Piazza Affari, bene la prima seduta del 2021. Ok da assemblee a nozze Fca-Psa

Pubblicato 4 Gennaio 2021 Aggiornato 30 Maggio 2022 14:22

La prima seduta del 2021 parte bene per Piazza Affari, nonostante un comparto bancario fiacco.

A Milano, la giornata è stata mandata in archivio con l’indice Ftse Mib in rialzo dello 0,37% a quota 22.315,87 punti. La seduta è stata segnata dalle nozze tra Fca e Psa. Quest’ultime hanno annunciato che le rispettive assemblee degli azionisti hanno approvato a larghissima maggioranza (con oltre il 99% dei voti a favore dell’operazione) la fusione volta alla creazione di Stellantis. Per quanto riguarda le tempistiche, Fca e Groupe Psa prevedono di perfezionare la fusione il 16 gennaio 2021. La negoziazione delle azioni ordinarie Stellantis avrà inizio lunedì 18 gennaio 2021 sul Mercato Telematico Azionario di Milano e su Euronext Paris e martedì 19 gennaio 2021 sul New York Stock Exchange.

Tra le big del Ftse Mib si è messa in evidenza STMicroelectronics che ha registrato in chiusura un aumento del 3,83%. STM è finita oggi sotto la lente d’ingrandimento di Credit Suisse che ha confermato la raccomandazione outperform e il target price di 35 euro. Tra le tendenze positive per il 2021, gli esperti della banca elvetica segnalano “una buona domanda da parte di alcuni clienti chiave, come Apple e Tesla che rappresentano circa il 20% e il 2,5% delle vendite di STM, e l’aumento dei prezzi a partire da inizio anno. “Mentre STM ha già segnalato che le vendite del quarto trimestre stanno andando bene e sono al di sopra del punto medio della guidance, riteniamo che queste tendenze siano positive anche per il 2021”, indicano gli esperti di Credit Suisse. Positiva anche Buzzi (+3,64%) ed Hera (+2,42%).

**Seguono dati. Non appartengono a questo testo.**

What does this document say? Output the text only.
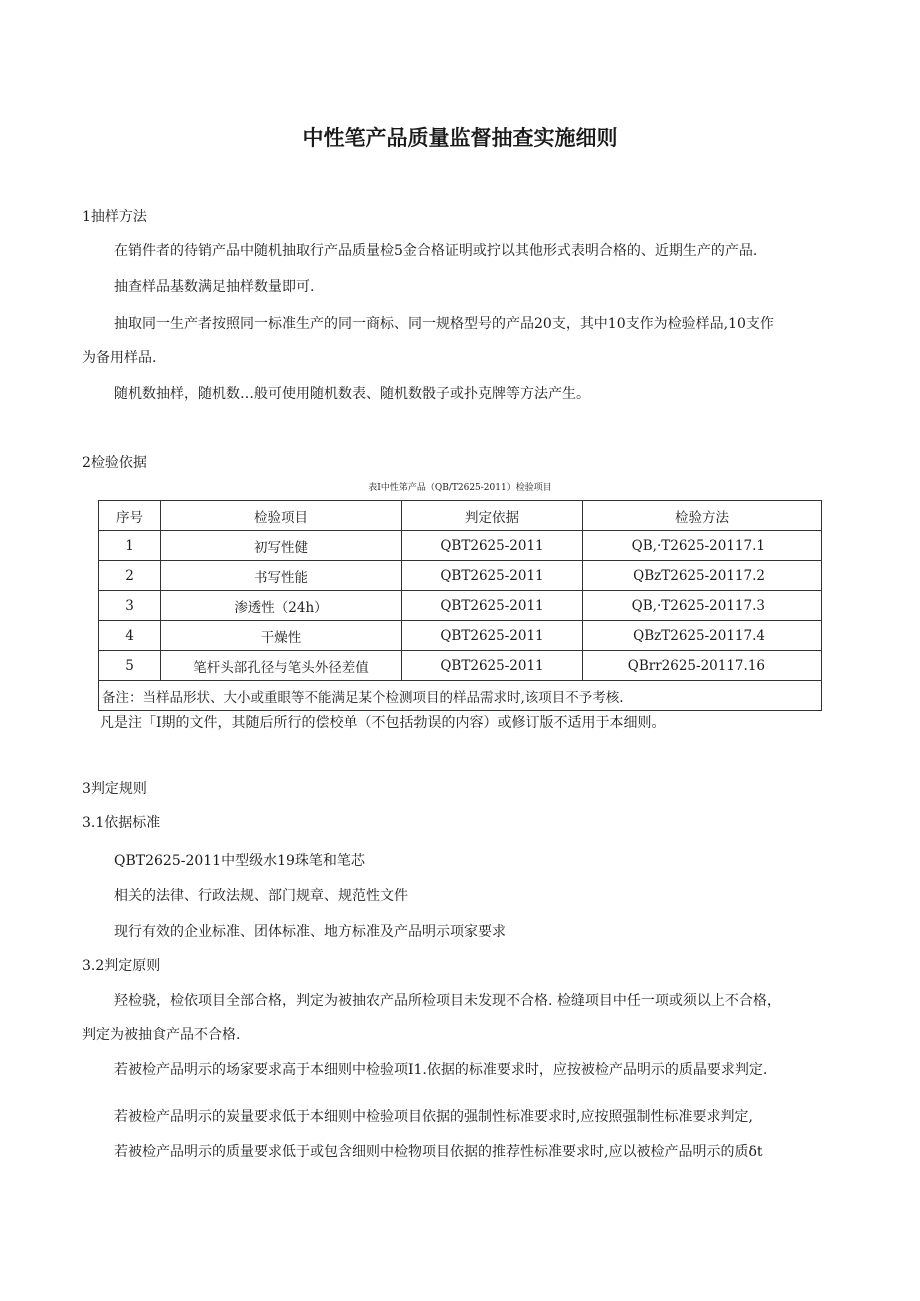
中性笔产品质量监督抽查实施细则

1抽样方法

在销件者的待销产品中随机抽取行产品质量检5金合格证明或拧以其他形式表明合格的、近期生产的产品.

抽查样品基数满足抽样数量即可.

抽取同一生产者按照同一标准生产的同一商标、同一规格型号的产品20支，其中10支作为检验样品,10支作

为备用样品.

随机数抽样，随机数…般可使用随机数表、随机数骰子或扑克牌等方法产生。

2检验依据

表I中性笫产品（QB/T2625-2011）检验项目

序号	检验项目	判定依据	检验方法
1	初写性健	QBT2625-2011	QB,·T2625-20117.1
2	书写性能	QBT2625-2011	QBzT2625-20117.2
3	渗透性（24h）	QBT2625-2011	QB,·T2625-20117.3
4	干燥性	QBT2625-2011	QBzT2625-20117.4
5	笔杆头部孔径与笔头外径差值	QBT2625-2011	QBrr2625-20117.16
备注：当样品形状、大小或重眼等不能满足某个检测项目的样品需求时,该项目不予考核.			

凡是注「I期的文件，其随后所行的偿校单（不包括勃误的内容）或修订版不适用于本细则。

3判定规则

3.1依据标准

QBT2625-2011中型级水19珠笔和笔芯

相关的法律、行政法规、部门规章、规范性文件

现行有效的企业标准、团体标准、地方标准及产品明示项家要求

3.2判定原则

羟检骁，检依项目全部合格，判定为被抽农产品所检项目未发现不合格. 检缝项目中任一项或须以上不合格，

判定为被抽食产品不合格.

若被检产品明示的场家要求高于本细则中检验项I1.依据的标准要求时，应按被检产品明示的质晶要求判定.

若被检产品明示的炭量要求低于本细则中检验项目依据的强制性标准要求时,应按照强制性标准要求判定,

若被检产品明示的质量要求低于或包含细则中检物项目依据的推荐性标准要求时,应以被检产品明示的质δt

Segno meno, invece, per alcune big dell’industria e del comparto bancario. La peggiore del paniere milanese, con un ribasso di circa il 2,31%, è stata Atlantia. Male anche Mediobanca e Pirelli che hanno chiuso la seduta rispettivamente a -1,75% e a -1,67%, mentre Bper ha perso lo -1,55%.